This nonsense about creating the same changes on two sides is rococo
to the extreme.

 

[Screamin Lord Byron]

No, the solution is to send the hash of the new zip file (with X.TXT
included) along with the new zip file and have the other end confirm
that the hash of its received file calculates to the same value.

Which it won't be in the presented case. In any other case I would first
send only hash (with some id of the file) and let server decide if it
has that unchanged file. If it already has it, there is no need to send
it again.

If the "Client sends new A.ZIP again" it needs to send the hash with
it. You don't duplicate the zip on both sides!

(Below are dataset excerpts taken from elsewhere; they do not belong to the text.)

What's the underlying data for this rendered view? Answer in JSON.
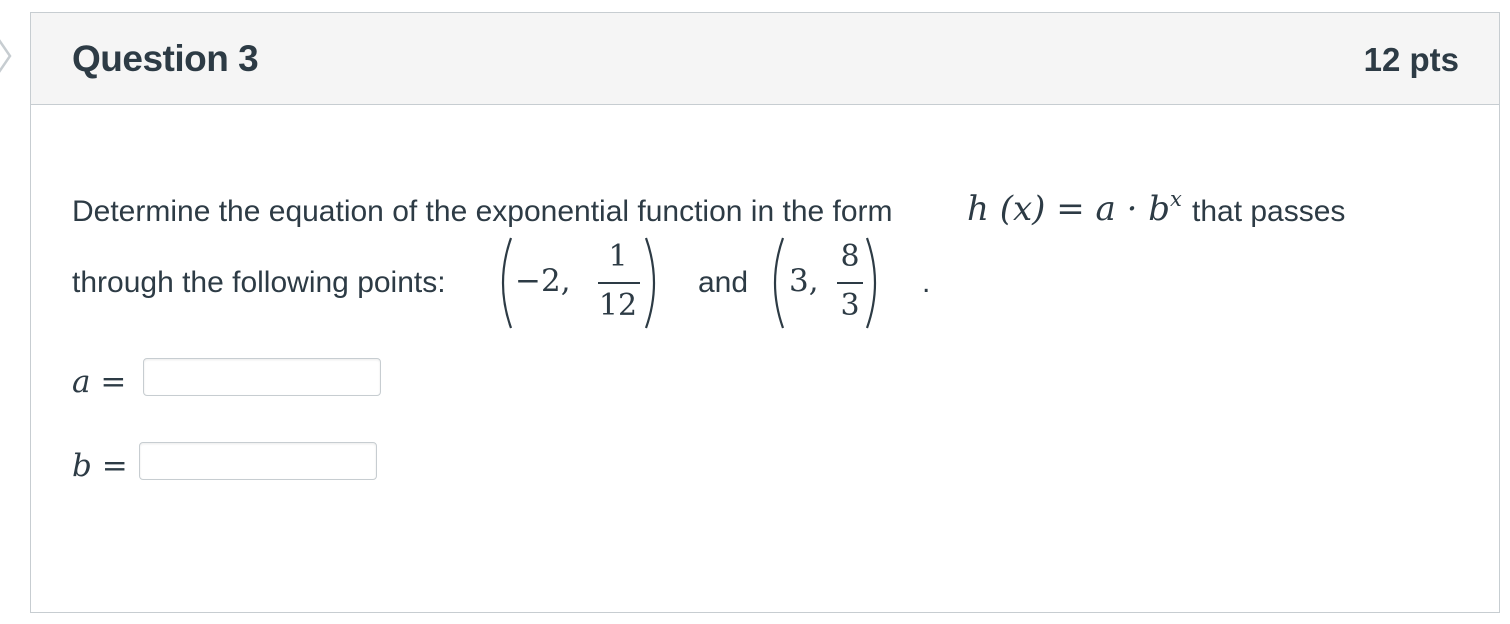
{
  "nav": {
    "icon": "chevron-right-icon"
  },
  "question": {
    "title": "Question 3",
    "points": "12 pts",
    "prompt_part1": "Determine the equation of the exponential function in the form",
    "formula_lhs": "h (x) = a · b",
    "formula_exp": "x",
    "prompt_part2": "that passes",
    "prompt_line2": "through the following points:",
    "point1": {
      "x": "−2,",
      "num": "1",
      "den": "12"
    },
    "conjunction": "and",
    "point2": {
      "x": "3,",
      "num": "8",
      "den": "3"
    },
    "end_period": ".",
    "fields": [
      {
        "label": "a =",
        "value": "",
        "placeholder": ""
      },
      {
        "label": "b =",
        "value": "",
        "placeholder": ""
      }
    ]
  },
  "colors": {
    "text": "#2d3b45",
    "border": "#c7cdd1",
    "header_bg": "#f5f5f5",
    "chevron": "#c7cdd1"
  }
}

You duplicate the
calculation of the hash!

This nonsense about creating the same changes on two sides is rococo
to the extreme.

OP did say that he needs to check if the files are the same both on the
client and on the server. Why would he want to do that I don't know. I
just provided one case in which exact result of the compression
algorithm matters -- same contents - different hashes (which is what
bothered him in the first place).

Your suggestion (which is the usual and quite obvious way you would do
it if you didn't have compressed files that might change its contents on
both sides) doesn't work in that case, as much as rococo nonsense that
case might be.

 

[Roedy Green]

I'd like to write a client with some other language.. in fact even a
shell/wget script would do. But here's the problem: if I create a ZIP
archive with java.util.zip, it is not the identical to an archive
created by command line tools. Here's a simple example:

This is true of ANY two command line or library tools. The best you
can hope for is you get the same contents when you fluff them back up.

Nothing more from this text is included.